The following is an R markdown in which I am cleaning and subsetting some MLB playoff projections from the 538 blog.
The page I am pulling this dataset from is: https://projects.fivethirtyeight.com/2020-mlb-predictions/
I loaded the data using the method outlined in “Automated Data Collection- Chapter 1” and the relevant table into a data frame.
I selected all of the columns except “1-week change” because I didn’t think time dependant relative rankings would be an important variable for quantifying the overall strength of the team.
library(stringr)
library(XML)
library(rvest)
library(tibble)
url<-"https://projects.fivethirtyeight.com/2020-mlb-predictions/"
predict_parsed<-read_html(url)
tables<-html_table(predict_parsed, fill=TRUE)
mlb<-tables[[1]]
mlb<-mlb[, c(1,2,3,5,6,7,8,9)]
I followed the methods outlined in the text to rename the columns and extract the team name and current win total from a value that looked like this.
colnames(mlb)<-c("name", "division", "rating", "avgSim", "runDiff", "playoffs", "division", "WS")
mlb<-mlb[3:32 ,]
print(mlb$name[1])
## [1] "Dodgers24-10Dodgers"
name_clean<-unlist(mlb$name)
name_clean<-str_extract(mlb$name, "[^[:digit:]]+")
win_clean<-unlist(mlb$name)
win_clean<-str_extract(mlb$name,"[[:digit:]]{2}+")
loss_clean<-unlist(mlb$name)
loss_clean<-str_extract(mlb$name, "[-][[:digit:]]{2}+")
#because the Dodgers have lost less than 10 games, a null gets entered.

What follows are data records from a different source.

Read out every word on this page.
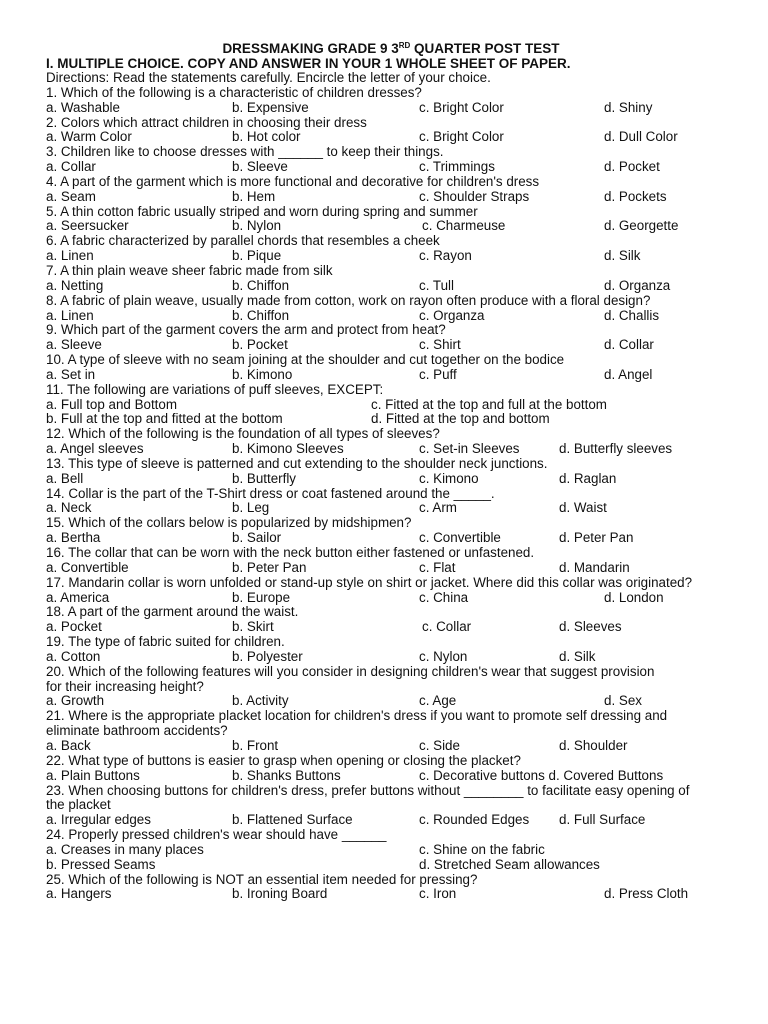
DRESSMAKING GRADE 9 3RD QUARTER POST TEST
I. MULTIPLE CHOICE. COPY AND ANSWER IN YOUR 1 WHOLE SHEET OF PAPER.
Directions: Read the statements carefully. Encircle the letter of your choice.
1. Which of the following is a characteristic of children dresses?
a. Washable	b. Expensive	c. Bright Color	d. Shiny
2. Colors which attract children in choosing their dress
a. Warm Color	b. Hot color	c. Bright Color	d. Dull Color
3. Children like to choose dresses with ______ to keep their things.
a. Collar	b. Sleeve	c. Trimmings	d. Pocket
4. A part of the garment which is more functional and decorative for children's dress
a. Seam	b. Hem	c. Shoulder Straps	d. Pockets
5. A thin cotton fabric usually striped and worn during spring and summer
a. Seersucker	b. Nylon	c. Charmeuse	d. Georgette
6. A fabric characterized by parallel chords that resembles a cheek
a. Linen	b. Pique	c. Rayon	d. Silk
7. A thin plain weave sheer fabric made from silk
a. Netting	b. Chiffon	c. Tull	d. Organza
8. A fabric of plain weave, usually made from cotton, work on rayon often produce with a floral design?
a. Linen	b. Chiffon	c. Organza	d. Challis
9. Which part of the garment covers the arm and protect from heat?
a. Sleeve	b. Pocket	c. Shirt	d. Collar
10. A type of sleeve with no seam joining at the shoulder and cut together on the bodice
a. Set in	b. Kimono	c. Puff	d. Angel
11. The following are variations of puff sleeves, EXCEPT:
a. Full top and Bottom	c. Fitted at the top and full at the bottom
b. Full at the top and fitted at the bottom	d. Fitted at the top and bottom
12. Which of the following is the foundation of all types of sleeves?
a. Angel sleeves	b. Kimono Sleeves	c. Set-in Sleeves	d. Butterfly sleeves
13. This type of sleeve is patterned and cut extending to the shoulder neck junctions.
a. Bell	b. Butterfly	c. Kimono	d. Raglan
14. Collar is the part of the T-Shirt dress or coat fastened around the _____.
a. Neck	b. Leg	c. Arm	d. Waist
15. Which of the collars below is popularized by midshipmen?
a. Bertha	b. Sailor	c. Convertible	d. Peter Pan
16. The collar that can be worn with the neck button either fastened or unfastened.
a. Convertible	b. Peter Pan	c. Flat	d. Mandarin
17. Mandarin collar is worn unfolded or stand-up style on shirt or jacket. Where did this collar was originated?
a. America	b. Europe	c. China	d. London
18. A part of the garment around the waist.
a. Pocket	b. Skirt	c. Collar	d. Sleeves
19. The type of fabric suited for children.
a. Cotton	b. Polyester	c. Nylon	d. Silk
20. Which of the following features will you consider in designing children's wear that suggest provision for their increasing height?
a. Growth	b. Activity	c. Age	d. Sex
21. Where is the appropriate placket location for children's dress if you want to promote self dressing and eliminate bathroom accidents?
a. Back	b. Front	c. Side	d. Shoulder
22. What type of buttons is easier to grasp when opening or closing the placket?
a. Plain Buttons	b. Shanks Buttons	c. Decorative buttons d. Covered Buttons
23. When choosing buttons for children's dress, prefer buttons without ________ to facilitate easy opening of the placket
a. Irregular edges	b. Flattened Surface	c. Rounded Edges d. Full Surface
24. Properly pressed children's wear should have ______
a. Creases in many places	c. Shine on the fabric
b. Pressed Seams	d. Stretched Seam allowances
25. Which of the following is NOT an essential item needed for pressing?
a. Hangers	b. Ironing Board	c. Iron	d. Press Cloth
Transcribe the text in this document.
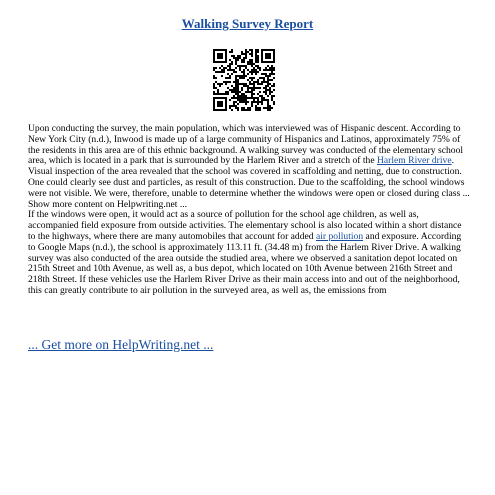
Walking Survey Report

Upon conducting the survey, the main population, which was interviewed was of Hispanic descent. According to New York City (n.d.), Inwood is made up of a large community of Hispanics and Latinos, approximately 75% of the residents in this area are of this ethnic background. A walking survey was conducted of the elementary school area, which is located in a park that is surrounded by the Harlem River and a stretch of the Harlem River drive. Visual inspection of the area revealed that the school was covered in scaffolding and netting, due to construction. One could clearly see dust and particles, as result of this construction. Due to the scaffolding, the school windows were not visible. We were, therefore, unable to determine whether the windows were open or closed during class ... Show more content on Helpwriting.net ...

If the windows were open, it would act as a source of pollution for the school age children, as well as, accompanied field exposure from outside activities. The elementary school is also located within a short distance to the highways, where there are many automobiles that account for added air pollution and exposure. According to Google Maps (n.d.), the school is approximately 113.11 ft. (34.48 m) from the Harlem River Drive. A walking survey was also conducted of the area outside the studied area, where we observed a sanitation depot located on 215th Street and 10th Avenue, as well as, a bus depot, which located on 10th Avenue between 216th Street and 218th Street. If these vehicles use the Harlem River Drive as their main access into and out of the neighborhood, this can greatly contribute to air pollution in the surveyed area, as well as, the emissions from

... Get more on HelpWriting.net ...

I will manually input it now
loss_clean[1]<-"-09"
loss_clean<-str_sub(loss_clean, 2 , 3)
mlb<-add_column(mlb, win_clean, .after = "name")
## Warning: The `.data` argument of `add_column()` must have unique names as of tibble 3.0.0.
## Use `.name_repair = "minimal"`.
## This warning is displayed once every 8 hours.
## Call `lifecycle::last_warnings()` to see where this warning was generated.
mlb<-add_column(mlb,loss_clean, .after ="win_clean")
mlb$name<-name_clean
This is the end result
library(htmlTable)
htmlTable(head(mlb))
| name | win_clean | loss_clean | division | rating | avgSim | runDiff | playoffs | division.1 | WS | |
|---|---|---|---|---|---|---|---|---|---|---|
| 3 | Dodgers | 24 | 09 | NL West | 1595 | 40-20 | +111 |
99% |
94% | 25% |
| 4 | Yankees | 17 | 13 | AL East | 1568 | 36-24 | +55 | 98% | 30% | 12% |
| 5 | Astros | 18 | 14 | AL West | 1566 | 34-26 | +42 | 98% | 29% | 10% |
| 6 | Rays | 22 | 11 | AL East | 1550 | 37-23 | +47 |
99% |
68% | 8% |
| 7 | Twins | 20 | 14 | AL Central | 1545 | 35-25 | +45 | 97% | 30% | 5% |
| 8 | Indians | 21 | 12 | AL Central | 1542 | 37-23 | +63 |
99% |
54% | 6% |
Having completed this assignment, there are several things I would like to research further. The most glaring is why the formatting of my htmlTable for this database seems like the fonts are different sizes in different columns. I have not used the library ‘htmlTable’ before, but I’m sure I will learn the nuances as I grow with it.
If I were to do some analysis on this, I think my first step would be to find how the current record and the rating or run differential related to the final projected record. Once this relationship was established, I would then try to figure out how they parlay that into the odds to make the playoffs.